Madison Sondermeyer, Out and About

  Halloween is definitely one of the most celebrated holidays in America. However, a lot of people don’t know how Halloween became a holiday. Here are some fun facts about how Halloween came to be. Every year on October 31st people dressed up in costumes not out of fun, but out of fear. They dressed up as scary creatures to blend in with the spirits and to hide from ghosts. Jack-o-lanterns were originally carved from turnips and not pumpkins. The article (click here)  tells how these fun traditions came to be; “In a traditional Celtic story, a man named Jack tricked the Devil, so after Jack died the Devil made him roam the night with only a burning coal to light his way. Jack put the piece of coal in a carved-out turnip, a common vegetable there, and became known as Jack of the Lantern. Irish and Scottish people would carve their own versions of Jack’s lantern with scary faces and place them near windows or doors to frighten away Jack or other evil spirits. When immigrants brought the tradition to America, the native pumpkin was more available than turnips, and today’s jack-o-lanterns were born.”

  Another story from the same article goes on to tell the History of Halloween in a different way. On the evening of October 31st young Scottish girls hang wet sheets in the front of the fire place to watch as shapes form to tell a story of what their future holds and what their husbands look like. Young women would also peel an apple usually around midnight on Halloween night. They take one strip and throw it over their shoulder. The strip of apple they toss is possibly supposed to land and form a shape. That shape then is supposed to stand for the first letter of their future husband’s name.

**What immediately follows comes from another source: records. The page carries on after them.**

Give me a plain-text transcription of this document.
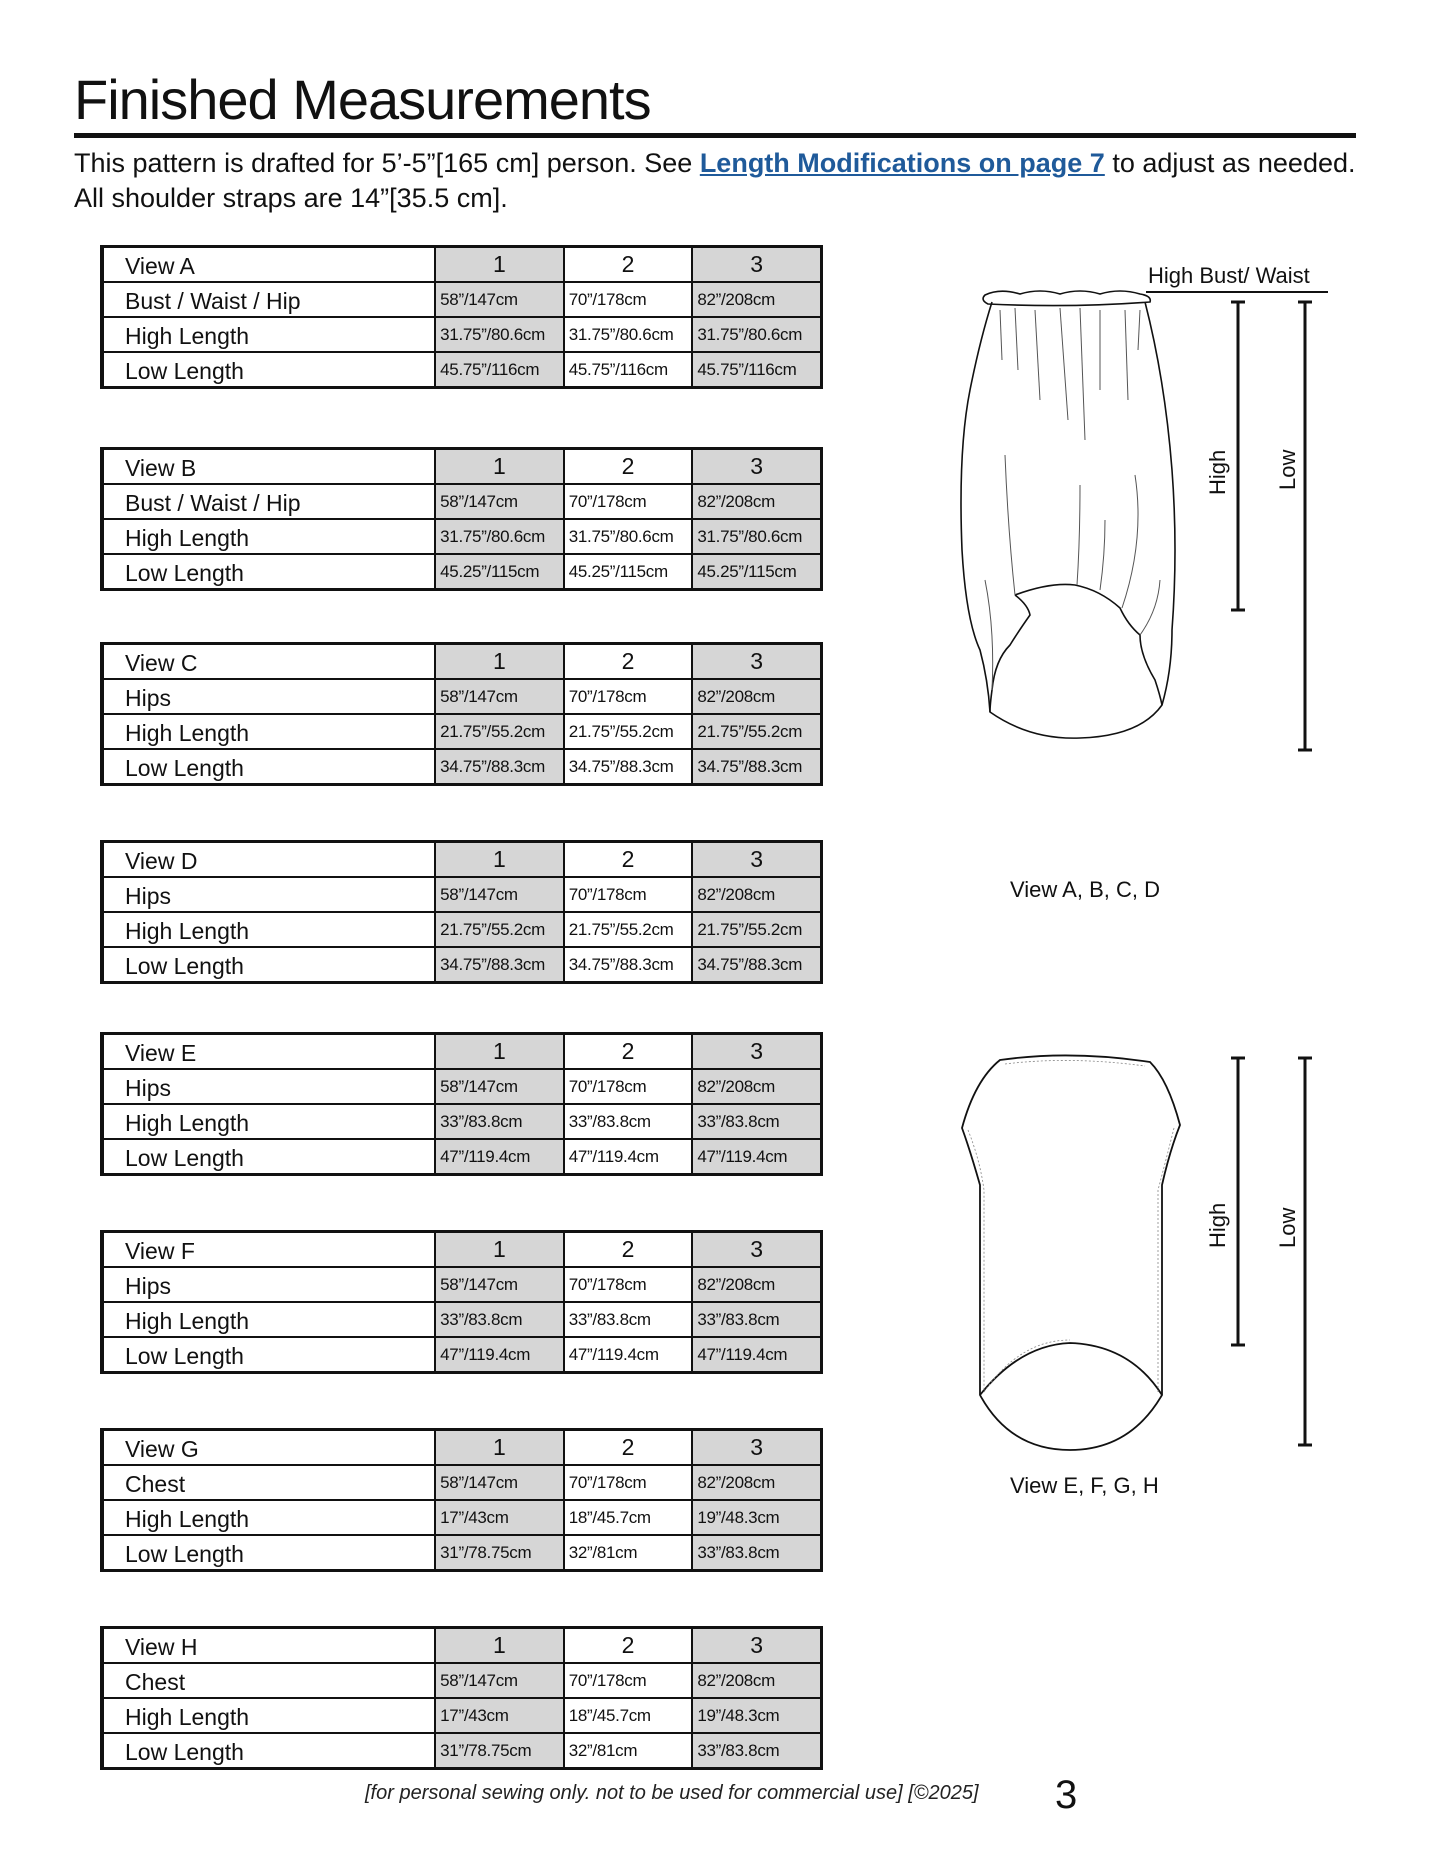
Finished Measurements
This pattern is drafted for 5’-5”[165 cm] person. See Length Modifications on page 7 to adjust as needed. All shoulder straps are 14”[35.5 cm].
View A	1	2	3
Bust / Waist / Hip	58”/147cm	70”/178cm	82”/208cm
High Length	31.75”/80.6cm	31.75”/80.6cm	31.75”/80.6cm
Low Length	45.75”/116cm	45.75”/116cm	45.75”/116cm
View B	1	2	3
Bust / Waist / Hip	58”/147cm	70”/178cm	82”/208cm
High Length	31.75”/80.6cm	31.75”/80.6cm	31.75”/80.6cm
Low Length	45.25”/115cm	45.25”/115cm	45.25”/115cm
View C	1	2	3
Hips	58”/147cm	70”/178cm	82”/208cm
High Length	21.75”/55.2cm	21.75”/55.2cm	21.75”/55.2cm
Low Length	34.75”/88.3cm	34.75”/88.3cm	34.75”/88.3cm
View D	1	2	3
Hips	58”/147cm	70”/178cm	82”/208cm
High Length	21.75”/55.2cm	21.75”/55.2cm	21.75”/55.2cm
Low Length	34.75”/88.3cm	34.75”/88.3cm	34.75”/88.3cm
View E	1	2	3
Hips	58”/147cm	70”/178cm	82”/208cm
High Length	33”/83.8cm	33”/83.8cm	33”/83.8cm
Low Length	47”/119.4cm	47”/119.4cm	47”/119.4cm
View F	1	2	3
Hips	58”/147cm	70”/178cm	82”/208cm
High Length	33”/83.8cm	33”/83.8cm	33”/83.8cm
Low Length	47”/119.4cm	47”/119.4cm	47”/119.4cm
View G	1	2	3
Chest	58”/147cm	70”/178cm	82”/208cm
High Length	17”/43cm	18”/45.7cm	19”/48.3cm
Low Length	31”/78.75cm	32”/81cm	33”/83.8cm
View H	1	2	3
Chest	58”/147cm	70”/178cm	82”/208cm
High Length	17”/43cm	18”/45.7cm	19”/48.3cm
Low Length	31”/78.75cm	32”/81cm	33”/83.8cm
High Bust/ Waist
High Low
View A, B, C, D
High Low
View E, F, G, H
[for personal sewing only. not to be used for commercial use] [©2025] 3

 In colonial America, Halloween’s bobbing for apples was a fortune-telling game: the first person to get the apple without using his or her hands would be the first to marry. People also used to bake Halloween cakes with a ring and a thimble inside. Get the slice with the ring and you would be married within the year. The thimble? You’d be unlucky in love. 

  Do you do/ believe in any of these Halloween traditions? Halloween has a lot of myths and stories to share with your family’s on this Halloween night. Wonder if something will happen this Halloween as you share stories might not want to upset those old spirits! Happy Halloween!